Mr Reckless criticised the BBC for apparently going back on its original promise. Moreover, the former Ukip MP also insisted that the decision must be “reversed” in a scathing attack on BBC Question Time. Mr Reckless added: “The BBC agreed that it would fund free TV licences for the over-75s.

“It’s a breach of commitment and for that reason it must be reversed.

“The BBC made a promise and it should stick to it.”

The Brexit Party Assembly Member also criticised the broadcaster for bringing criminal proceedings against anyone who didn’t have a TV licence.

The decision has been widely criticised this week for its decision, and following that trend, the Question Time panel also derided the move.

Mr Reckless, however, also suggested: “The BBC should look to a model where people have the opportunity to subscribe instead of being forced to pay and imprisoned in certain circumstances.”

Since the announcement to scrap the free TV licence, a petition on Age UK has received 430,000 signatures calling on the BBC to reverse the decision.

Originally, the Government did pay for the TV licences with the BBC meant to take over in 2020.

The move now means that 3.7 million pensioners will be forced to pay for TV licences next year.

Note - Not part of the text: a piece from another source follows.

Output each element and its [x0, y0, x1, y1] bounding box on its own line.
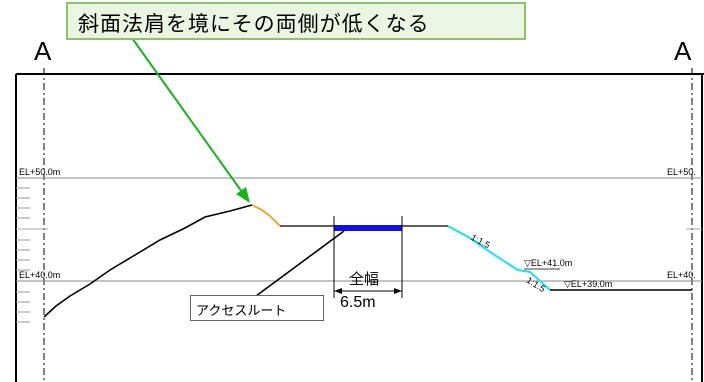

Presenter, Ben Fogle, said that he would donate one year’s salary from presenting Animal Park to help pensioners pay for their TV licences.

Mr Fogle praised the organisation for being “one of the greatest institutions in the world” but also criticised the recent move while also criticising the Government.

Mr Fogle added: “I am disappointed in the recent announcement on the abolition of free licences to the over-75s.

“I don’t entirely blame the BBC.

“I think the government forced their hand.”

In defence of the decision, the BBC did state that if it had not taken the decisions, it would’ve put BBC Two, BBC Four, the BBC News Channel, the BBC Scotland channel, Radio 5 Live and a number of local radio stations at risk.